Most of the fish returning to the river this season, said Friends of the Presumpscot River President Michael Shaughnessy, will migrate through the western channel, created when Sappi removed that dam as part of an agreement for federal licensing around conservation. Since the removal of the two Saccarappa Falls dams, there is now a natural channel as well as another with the fish ladder.

The fish ladder allows fish that may not be strong enough to swim through natural channels with obstacles and rapids created by the dams to migrate upstream to spawn,

Talks about removing the Westbrook dams for the benefit of wildlife began over 20 years ago, but was reinforced in 2006 when the U.S. Supreme Court upheld the Maine Department of Environmental Protection’s ability to require fish passage and minimum water flow standards around the Presumpscot River dams as part of water quality certifications required for federal relicensing. The dams, once owned by S.D. Warren, were owned by Sappi, which was responsible for their removal and the fish ladder construction.

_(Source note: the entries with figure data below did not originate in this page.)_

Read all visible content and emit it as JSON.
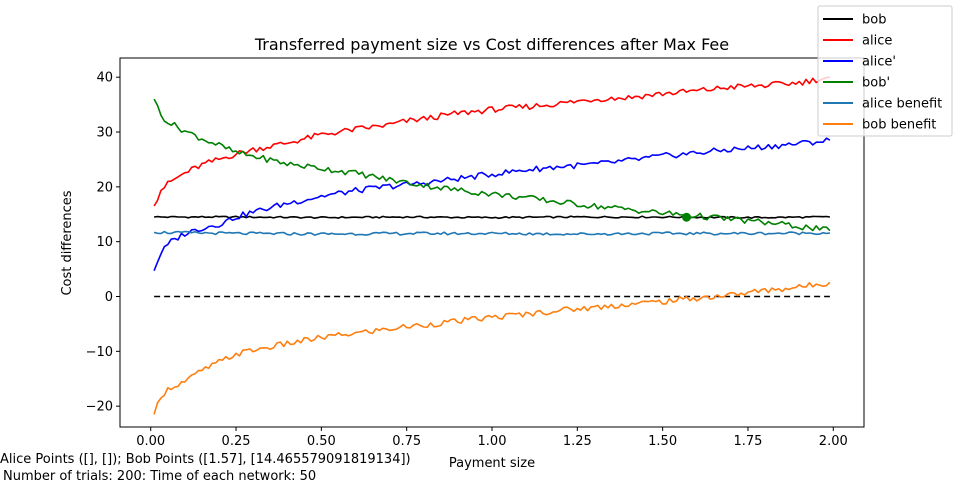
{
  "chart_data": {
    "type": "line",
    "title": "Transferred payment size vs Cost differences after Max Fee",
    "xlabel": "Payment size",
    "ylabel": "Cost differences",
    "xlim": [
      -0.09,
      2.09
    ],
    "ylim": [
      -23.8,
      43.5
    ],
    "xticks": [
      0.0,
      0.25,
      0.5,
      0.75,
      1.0,
      1.25,
      1.5,
      1.75,
      2.0
    ],
    "xtick_labels": [
      "0.00",
      "0.25",
      "0.50",
      "0.75",
      "1.00",
      "1.25",
      "1.50",
      "1.75",
      "2.00"
    ],
    "yticks": [
      -20,
      -10,
      0,
      10,
      20,
      30,
      40
    ],
    "ytick_labels": [
      "−20",
      "−10",
      "0",
      "10",
      "20",
      "30",
      "40"
    ],
    "grid": false,
    "legend_position": "top-right",
    "series": [
      {
        "name": "bob",
        "color": "#000000",
        "x": [
          0.01,
          0.25,
          0.5,
          0.75,
          1.0,
          1.25,
          1.5,
          1.75,
          1.99
        ],
        "y": [
          14.5,
          14.5,
          14.4,
          14.5,
          14.4,
          14.5,
          14.5,
          14.4,
          14.5
        ]
      },
      {
        "name": "alice",
        "color": "#ff0000",
        "x": [
          0.01,
          0.03,
          0.06,
          0.1,
          0.15,
          0.2,
          0.25,
          0.3,
          0.4,
          0.5,
          0.6,
          0.7,
          0.75,
          0.8,
          0.9,
          1.0,
          1.1,
          1.2,
          1.3,
          1.4,
          1.5,
          1.6,
          1.7,
          1.8,
          1.9,
          1.99
        ],
        "y": [
          16.5,
          19.5,
          21,
          22.5,
          24,
          25,
          26,
          26.8,
          28,
          29.5,
          30.5,
          31.3,
          32,
          32.4,
          33.4,
          34.1,
          34.6,
          35.2,
          36,
          36.3,
          37,
          37.5,
          38.2,
          38.5,
          39,
          40
        ]
      },
      {
        "name": "alice'",
        "color": "#0000ff",
        "x": [
          0.01,
          0.03,
          0.06,
          0.1,
          0.15,
          0.2,
          0.25,
          0.3,
          0.4,
          0.5,
          0.6,
          0.7,
          0.75,
          0.8,
          0.9,
          1.0,
          1.1,
          1.2,
          1.3,
          1.4,
          1.5,
          1.6,
          1.7,
          1.8,
          1.9,
          1.99
        ],
        "y": [
          4.7,
          8,
          10,
          11.5,
          12.5,
          13.2,
          14.5,
          15.4,
          17,
          18.3,
          19.3,
          20.1,
          20.4,
          20.7,
          21.5,
          22.3,
          23.1,
          23.7,
          24.1,
          24.8,
          25.6,
          26.2,
          26.8,
          27.3,
          27.9,
          28.5
        ]
      },
      {
        "name": "bob'",
        "color": "#008000",
        "x": [
          0.01,
          0.03,
          0.06,
          0.1,
          0.15,
          0.2,
          0.25,
          0.3,
          0.4,
          0.5,
          0.6,
          0.7,
          0.75,
          0.8,
          0.9,
          1.0,
          1.1,
          1.2,
          1.3,
          1.4,
          1.5,
          1.6,
          1.7,
          1.8,
          1.9,
          1.99
        ],
        "y": [
          36,
          33,
          31.5,
          30.2,
          28.8,
          27.6,
          26.2,
          25.6,
          24.2,
          23.4,
          22.5,
          21.3,
          20.8,
          20.3,
          19.4,
          18.7,
          18,
          17.2,
          16.5,
          15.9,
          15.2,
          14.7,
          14.1,
          13.5,
          12.8,
          12
        ]
      },
      {
        "name": "alice benefit",
        "color": "#1f77b4",
        "x": [
          0.01,
          0.25,
          0.5,
          0.75,
          1.0,
          1.25,
          1.5,
          1.75,
          1.99
        ],
        "y": [
          11.7,
          11.5,
          11.4,
          11.5,
          11.5,
          11.4,
          11.5,
          11.5,
          11.6
        ]
      },
      {
        "name": "bob benefit",
        "color": "#ff7f0e",
        "x": [
          0.01,
          0.03,
          0.06,
          0.1,
          0.15,
          0.2,
          0.25,
          0.3,
          0.4,
          0.5,
          0.6,
          0.7,
          0.75,
          0.8,
          0.9,
          1.0,
          1.1,
          1.2,
          1.3,
          1.4,
          1.5,
          1.6,
          1.7,
          1.8,
          1.9,
          1.99
        ],
        "y": [
          -21.5,
          -18,
          -16.5,
          -15.5,
          -13.5,
          -12,
          -10.5,
          -9.8,
          -8.6,
          -7.5,
          -6.7,
          -5.9,
          -5.5,
          -5.2,
          -4.5,
          -3.8,
          -3.2,
          -2.5,
          -2,
          -1.4,
          -0.9,
          -0.3,
          0.3,
          1.1,
          1.7,
          2.6
        ]
      }
    ],
    "reference_line": {
      "y": 0,
      "color": "#000000",
      "style": "dashed",
      "x": [
        0.01,
        1.99
      ]
    },
    "marker": {
      "x": 1.57,
      "y": 14.4656,
      "color": "#008000"
    }
  },
  "footer": {
    "line1": "Alice Points ([], []); Bob Points ([1.57], [14.465579091819134])",
    "line2": "Number of trials: 200: Time of each network: 50"
  }
}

Shaughnessy said the fish heading in from the ocean to spawn upriver will mostly be blueback herring, shad and alewives. The fish born upriver then will migrate to the ocean, before returning to the Presumpscot to lay their own eggs.

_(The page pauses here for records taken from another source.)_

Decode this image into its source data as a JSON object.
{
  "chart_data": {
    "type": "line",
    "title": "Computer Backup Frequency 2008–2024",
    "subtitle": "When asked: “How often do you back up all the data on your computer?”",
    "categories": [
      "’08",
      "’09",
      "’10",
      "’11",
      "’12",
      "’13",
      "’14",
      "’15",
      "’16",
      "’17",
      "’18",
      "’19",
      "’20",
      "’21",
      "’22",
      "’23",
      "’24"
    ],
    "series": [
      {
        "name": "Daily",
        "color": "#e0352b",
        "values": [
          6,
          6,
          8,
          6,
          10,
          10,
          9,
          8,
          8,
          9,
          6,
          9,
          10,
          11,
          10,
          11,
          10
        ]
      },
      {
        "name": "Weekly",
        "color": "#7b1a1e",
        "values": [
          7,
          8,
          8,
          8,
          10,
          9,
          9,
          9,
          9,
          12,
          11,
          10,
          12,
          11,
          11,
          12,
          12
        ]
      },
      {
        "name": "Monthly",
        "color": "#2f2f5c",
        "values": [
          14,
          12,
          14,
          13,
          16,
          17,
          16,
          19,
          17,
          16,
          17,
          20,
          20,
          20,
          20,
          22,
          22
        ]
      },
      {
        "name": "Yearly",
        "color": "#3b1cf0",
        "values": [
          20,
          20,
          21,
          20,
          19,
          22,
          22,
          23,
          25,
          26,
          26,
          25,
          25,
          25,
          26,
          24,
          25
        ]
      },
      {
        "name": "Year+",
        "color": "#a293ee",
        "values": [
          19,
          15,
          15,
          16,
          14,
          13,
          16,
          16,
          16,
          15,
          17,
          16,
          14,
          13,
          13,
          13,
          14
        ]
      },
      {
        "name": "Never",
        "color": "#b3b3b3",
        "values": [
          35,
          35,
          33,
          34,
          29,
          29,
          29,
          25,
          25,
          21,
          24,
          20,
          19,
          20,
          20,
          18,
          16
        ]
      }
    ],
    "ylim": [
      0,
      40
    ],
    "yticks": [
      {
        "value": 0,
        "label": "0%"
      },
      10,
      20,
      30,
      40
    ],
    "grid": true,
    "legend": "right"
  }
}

“It won’t look like the Mill Brook with a really concentrated group up one set of falls,” he said, referring to dense migration visible on the small Westbrook brook. “They have a wide area to get up, but you will see some coming up.” 

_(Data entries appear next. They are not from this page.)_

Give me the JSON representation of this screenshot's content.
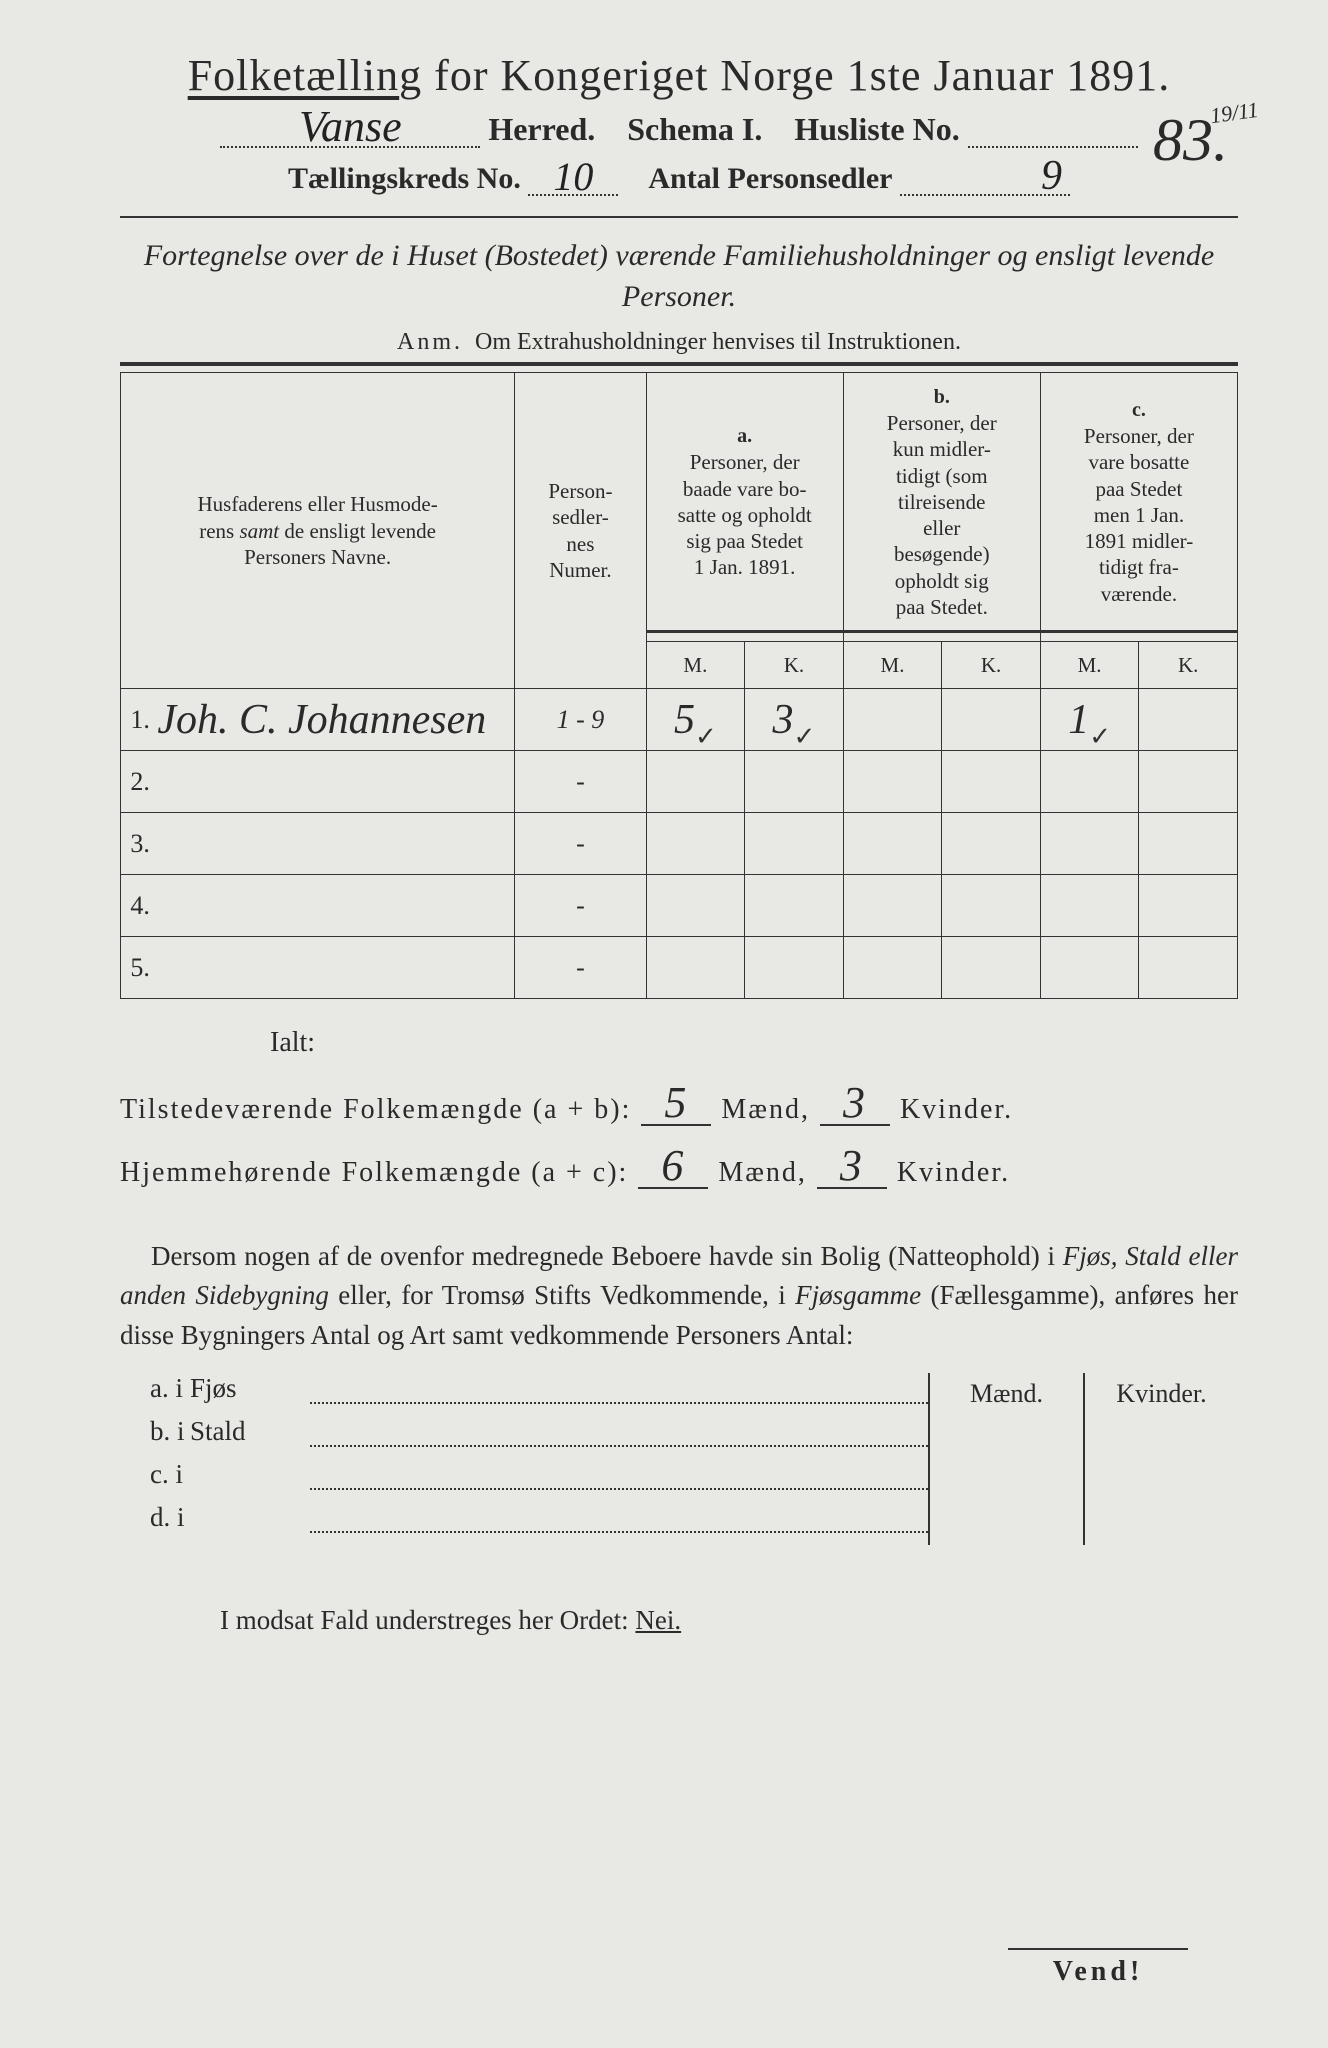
{
  "title": "Folketælling for Kongeriget Norge 1ste Januar 1891.",
  "herred_hw": "Vanse",
  "line2": {
    "herred": "Herred.",
    "schema": "Schema I.",
    "husliste": "Husliste No."
  },
  "husliste_no_hw": "83.",
  "tiny_annot": "19/11",
  "line3": {
    "kreds": "Tællingskreds No.",
    "kreds_hw": "10",
    "antal": "Antal Personsedler",
    "antal_hw": "9"
  },
  "subtitle": "Fortegnelse over de i Huset (Bostedet) værende Familiehusholdninger og ensligt levende Personer.",
  "anm_label": "Anm.",
  "anm_text": "Om Extrahusholdninger henvises til Instruktionen.",
  "columns": {
    "name": "Husfaderens eller Husmoderens samt de ensligt levende Personers Navne.",
    "num": "Person-sedler-nes Numer.",
    "a_label": "a.",
    "a": "Personer, der baade vare bosatte og opholdt sig paa Stedet 1 Jan. 1891.",
    "b_label": "b.",
    "b": "Personer, der kun midlertidigt (som tilreisende eller besøgende) opholdt sig paa Stedet.",
    "c_label": "c.",
    "c": "Personer, der vare bosatte paa Stedet men 1 Jan. 1891 midlertidigt fraværende.",
    "m": "M.",
    "k": "K."
  },
  "rows": [
    {
      "n": "1.",
      "name": "Joh. C. Johannesen",
      "num": "1 - 9",
      "a_m": "5",
      "a_k": "3",
      "b_m": "",
      "b_k": "",
      "c_m": "1",
      "c_k": ""
    },
    {
      "n": "2.",
      "name": "",
      "num": "-",
      "a_m": "",
      "a_k": "",
      "b_m": "",
      "b_k": "",
      "c_m": "",
      "c_k": ""
    },
    {
      "n": "3.",
      "name": "",
      "num": "-",
      "a_m": "",
      "a_k": "",
      "b_m": "",
      "b_k": "",
      "c_m": "",
      "c_k": ""
    },
    {
      "n": "4.",
      "name": "",
      "num": "-",
      "a_m": "",
      "a_k": "",
      "b_m": "",
      "b_k": "",
      "c_m": "",
      "c_k": ""
    },
    {
      "n": "5.",
      "name": "",
      "num": "-",
      "a_m": "",
      "a_k": "",
      "b_m": "",
      "b_k": "",
      "c_m": "",
      "c_k": ""
    }
  ],
  "totals": {
    "ialt": "Ialt:",
    "row1_label": "Tilstedeværende Folkemængde (a + b):",
    "row2_label": "Hjemmehørende Folkemængde (a + c):",
    "maend": "Mænd,",
    "kvinder": "Kvinder.",
    "r1_m": "5",
    "r1_k": "3",
    "r2_m": "6",
    "r2_k": "3"
  },
  "para": "Dersom nogen af de ovenfor medregnede Beboere havde sin Bolig (Natteophold) i Fjøs, Stald eller anden Sidebygning eller, for Tromsø Stifts Vedkommende, i Fjøsgamme (Fællesgamme), anføres her disse Bygningers Antal og Art samt vedkommende Personers Antal:",
  "lower_headers": {
    "m": "Mænd.",
    "k": "Kvinder."
  },
  "lower_items": [
    {
      "key": "a.  i",
      "word": "Fjøs"
    },
    {
      "key": "b.  i",
      "word": "Stald"
    },
    {
      "key": "c.  i",
      "word": ""
    },
    {
      "key": "d.  i",
      "word": ""
    }
  ],
  "nei": "I modsat Fald understreges her Ordet: Nei.",
  "nei_word": "Nei.",
  "vend": "Vend!"
}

Ducks and even heron have been frequenting the banks of Saccarappa Falls in downtown Westbrook, now more wildlife friendly since the dams have been removed. Chance Viles / American Journal

With the fish coming back, he said, people should also keep their eyes out for birds of prey and other animals already returning to the banks of the river, even right in the heart of downtown.

“It will be really exciting,” Shaughnessy said.

Sappi, meanwhile, has applied to create a new corporation to oversee its assets on the river, a move that is concerning to the Friends of the Presumpscot River. If Sappi sold that corporation, it could remove any financial accountability, said Friends President Michael Shaughnessy, a Westbrook city councilor.

Sappi has applied to the Federal Energy Regulatory Commission and the Maine Department of Environmental Protection to create Presumpscot Hydro, Shaughnessy said.

Manager of Corporate Communications Olga Karagiannis said the company wants to transfer the assets.

“Sappi has applied to transfer its hydro-electric assets to Presumpscot Hydro LLC in connection with exploring the sale of its five hydroelectric projects on the Presumpscot River in order to focus on its core business and unlock value for shareholders,” Karagiannis said.

Friends of the Presumpscot River has intervened in the application process “to ensure that this transfer goes forward only in a way that ensures adequate financial resources will be available for Presumpscot Hydro to fulfill the requirements of the licenses,” Shaughnessy said.

“It is critical to FOPR that there is no possibility to undermine the progress that has been made for the continued restoration of the river. Embodied in the license are the requirements for fish passage at upriver dams and the remaining obligations and responsibilities at Saccarappa,” Shaughnessy said.